CEB’s Least Cost Plan draws flak

The Ceylon Electricity Board’s Least Cost Long Term Generation Plan (2018-2037) received a lot of flak when the regulator of the energy sector the Public Utilities Commission of Sri Lanka (PUCSL) held its second public consultation this week.

Energy experts, economists, environmentalists and policy planners who presented their views and proposals on CEB’s proposed electricity plan decried that the plan was not in tandem with the country’s policies and was ill-conceived.

LCLTG - methodology highly flawed

Dr. Janaka Ratnasiri, an energy sector consultant who was once a chief technical adviser at the Ministry of Environment speaking on the methodology said, generation costs depend on both capital and fuel costs. The capital cost calculated by CEB in this report however, is based on figures estimated during pre-feasibility studies carried out many years ago, while the fuel prices are based on past data.

“The Plan assumes this price difference to be valid throughout the entire planning period, which is an incorrect assumption,” he said. “Both, the capital cost and fuel price are subject to fluctuations, due to various market forces including changes in supply and demand for fuel.”

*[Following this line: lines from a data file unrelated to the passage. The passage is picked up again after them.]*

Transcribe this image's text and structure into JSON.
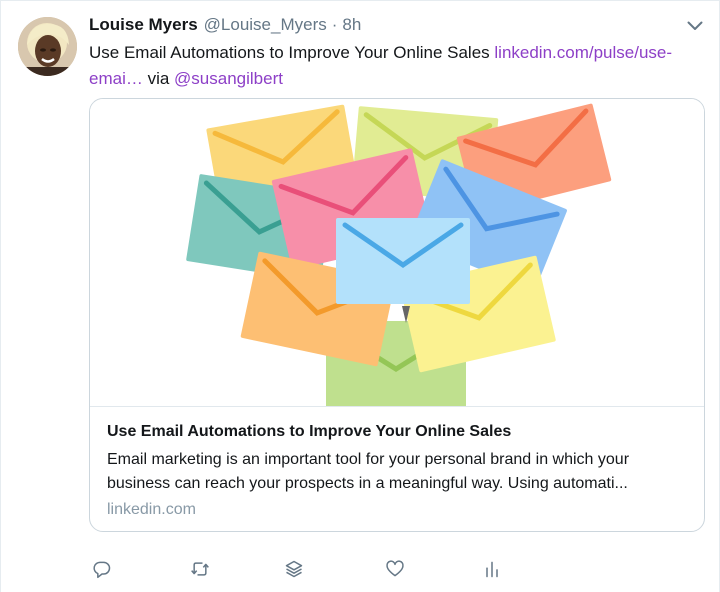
{
  "tweet": {
    "author_name": "Louise Myers",
    "author_handle": "@Louise_Myers",
    "separator": "·",
    "time": "8h",
    "text_before": "Use Email Automations to Improve Your Online Sales ",
    "link_text": "linkedin.com/pulse/use-emai…",
    "text_via": " via ",
    "mention": "@susangilbert",
    "link_color": "#8d3fc7"
  },
  "card": {
    "title": "Use Email Automations to Improve Your Online Sales",
    "description": "Email marketing is an important tool for your personal brand in which your business can reach your prospects in a meaningful way. Using automati...",
    "domain": "linkedin.com"
  },
  "icons": {
    "caret": "chevron-down-icon",
    "reply": "reply-icon",
    "retweet": "retweet-icon",
    "stack": "layers-icon",
    "like": "heart-icon",
    "analytics": "analytics-icon"
  },
  "envelope_colors": {
    "yellow": "#fbd87a",
    "lime": "#e1ec93",
    "salmon": "#fc9f7e",
    "teal": "#7fc8bd",
    "pink": "#f78fa9",
    "blue": "#8fc2f5",
    "lightblue": "#b3e1fb",
    "orange": "#fdbf73",
    "paleyellow": "#fbf291",
    "green": "#bfe08e"
  }
}
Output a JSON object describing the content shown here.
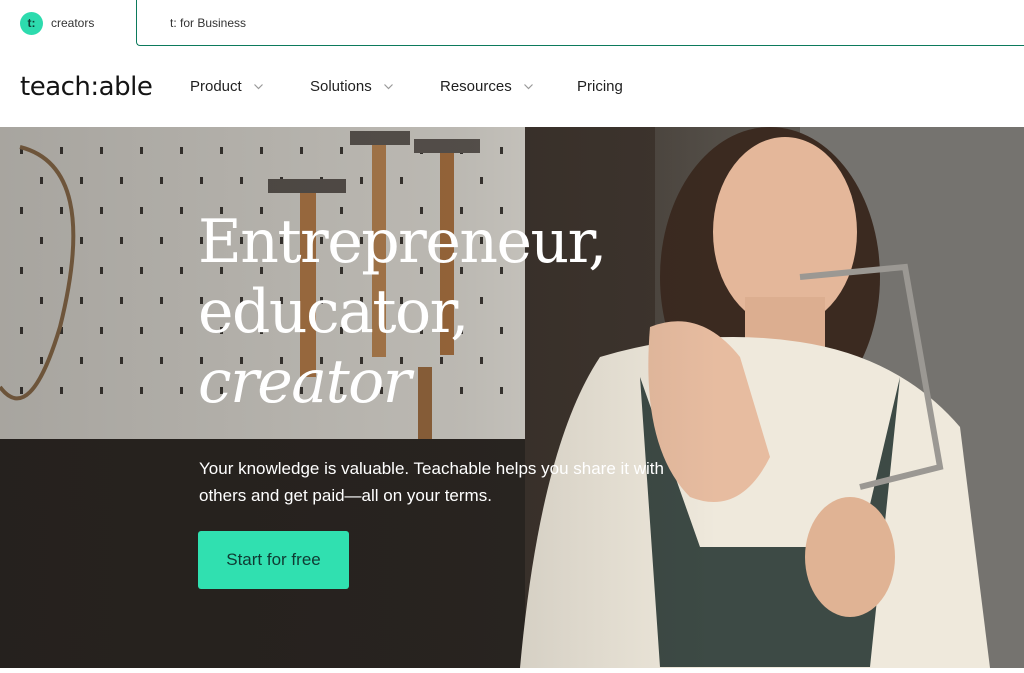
{
  "switcher": {
    "creators_badge": "t:",
    "creators_label": "creators",
    "business_label": "t: for Business"
  },
  "nav": {
    "logo": "teach:able",
    "items": [
      {
        "label": "Product",
        "has_dropdown": true
      },
      {
        "label": "Solutions",
        "has_dropdown": true
      },
      {
        "label": "Resources",
        "has_dropdown": true
      },
      {
        "label": "Pricing",
        "has_dropdown": false
      }
    ]
  },
  "hero": {
    "headline_line1": "Entrepreneur,",
    "headline_line2": "educator,",
    "headline_line3": "creator",
    "subtext": "Your knowledge is valuable. Teachable helps you share it with others and get paid—all on your terms.",
    "cta_label": "Start for free"
  },
  "colors": {
    "accent": "#30e0b0",
    "business_border": "#0c7a5c",
    "cta_text": "#0f3b33"
  },
  "icons": {
    "dropdown": "chevron-down-icon"
  }
}
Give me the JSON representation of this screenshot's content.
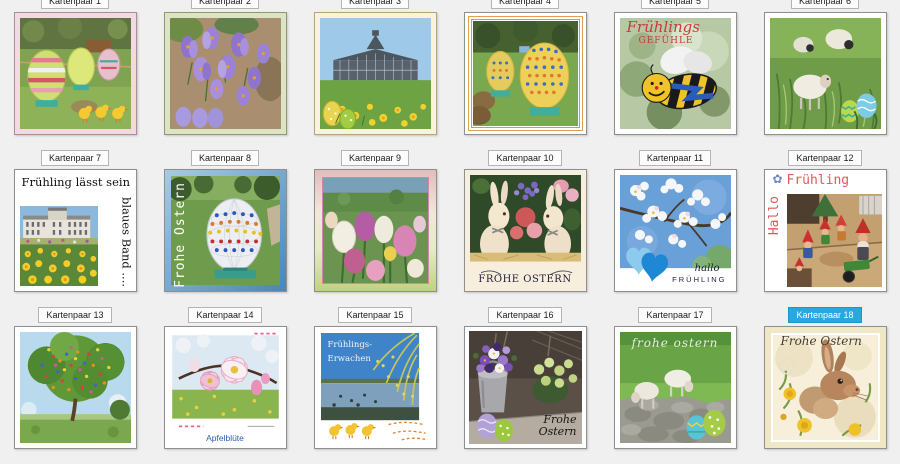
{
  "ui": {
    "background": "#f0f0f0",
    "label_bg": "#fcfcfc",
    "label_border": "#b4b4b4",
    "selected_bg": "#29a8e0",
    "selected_text": "#ffffff"
  },
  "cards": [
    {
      "label": "Kartenpaar 1",
      "alt": "decorated-easter-eggs-garden-chicks"
    },
    {
      "label": "Kartenpaar 2",
      "alt": "purple-crocus-field-eggs"
    },
    {
      "label": "Kartenpaar 3",
      "alt": "glasshouse-daffodils-eggs"
    },
    {
      "label": "Kartenpaar 4",
      "alt": "yellow-wire-eggs-lawn"
    },
    {
      "label": "Kartenpaar 5",
      "alt": "spring-bee-card",
      "texts": {
        "title": "Frühlings",
        "subtitle": "GEFÜHLE"
      }
    },
    {
      "label": "Kartenpaar 6",
      "alt": "sheep-meadow-eggs"
    },
    {
      "label": "Kartenpaar 7",
      "alt": "daffodils-palace-card",
      "texts": {
        "top": "Frühling lässt sein",
        "side": "blaues Band ...."
      }
    },
    {
      "label": "Kartenpaar 8",
      "alt": "bead-egg-card",
      "texts": {
        "side": "Frohe Ostern"
      }
    },
    {
      "label": "Kartenpaar 9",
      "alt": "tulip-field-card"
    },
    {
      "label": "Kartenpaar 10",
      "alt": "bunny-figurines-card",
      "texts": {
        "bottom": "FROHE OSTERN"
      }
    },
    {
      "label": "Kartenpaar 11",
      "alt": "apple-blossom-hearts-card",
      "texts": {
        "script": "hallo",
        "caps": "FRÜHLING"
      }
    },
    {
      "label": "Kartenpaar 12",
      "alt": "garden-gnomes-card",
      "texts": {
        "top": "Frühling",
        "side": "Hallo"
      }
    },
    {
      "label": "Kartenpaar 13",
      "alt": "easter-egg-tree"
    },
    {
      "label": "Kartenpaar 14",
      "alt": "apple-blossom-card",
      "texts": {
        "caption": "Apfelblüte"
      }
    },
    {
      "label": "Kartenpaar 15",
      "alt": "spring-lake-card",
      "texts": {
        "line1": "Frühlings-",
        "line2": "Erwachen"
      }
    },
    {
      "label": "Kartenpaar 16",
      "alt": "pansy-pot-card",
      "texts": {
        "line1": "Frohe",
        "line2": "Ostern"
      }
    },
    {
      "label": "Kartenpaar 17",
      "alt": "lambs-card",
      "texts": {
        "script": "frohe ostern"
      }
    },
    {
      "label": "Kartenpaar 18",
      "alt": "watercolor-hare-card",
      "selected": true,
      "texts": {
        "script": "Frohe Ostern"
      }
    }
  ]
}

He added that no one can say with certainty what fuel prices would be in the next 20 years or how the coal plant price would change relative to the Liquified Natural Gas (LNG) plant price.

“The schedule of adding coal plants and LNG plants up to 2037 based on just one set of prices determined several years ago, is therefore highly flawed.”

According to him when the future generation capacity addition have been identified, quotations should be called separately for plants operating on coal and LNG, giving detailed specifications on performance, emissions and environmental requirements.

He explained that the selection of a power plant - whether coal or gas - is best made after comparing prevailing prices, specific generation costs and performance against specifications.

Legal validity of Plan in question

Dr Ratnasiri also called for the Plan to be rejected outright simply because it does not conform to the Amended Electricity Act 31 of 2013. According to Section 43 (8) of the Plan, future electricity generation should be determined on the basis of least economic cost.

“Economic cost would mean externality costs, including damage to the health of people, ecology and climate system,” he said. “The CEB Plan, however, has not included the cost of externalities saying that “unless country and locations specific study is carried out, it is difficult to estimate the (external) damage cost with reasonable accuracy” (p. 7-25).”

This lack of accuracy he said applies to other parameters including plant cost and fuel cost.

“As such, the LTGE Plan has no legal validity as it does not conform to the provisions in the Amended Electricity Act.”

Uma Oya

Referring to the Uma Oya Project, he said, water will be diverted to the Kirindi Oya driving a 122 MW power plant expecting to generate 290 GWh annually.

Currently, Uma Oya joins the Rantembe Reservoir, water from which feeds a 49MW power plant generating 239 GWh annually.

In addition, water collected in the Rantembe Reservoir after generating power is taken in an open canal for irrigating land on the East of the Mahaweli River.

When Uma Oya water is diverted to the South, there will be depletion in both the energy generation of the Rantembe plant and the amount of water sent for irrigation to the Mahaweli system.

“However, no reference has been made for this depletion in the Plan, he pointed out. It may be noted that this project has already caused several adverse social, physical and environmental impacts including damages to many houses, which have not been addressed in the EIA Report.”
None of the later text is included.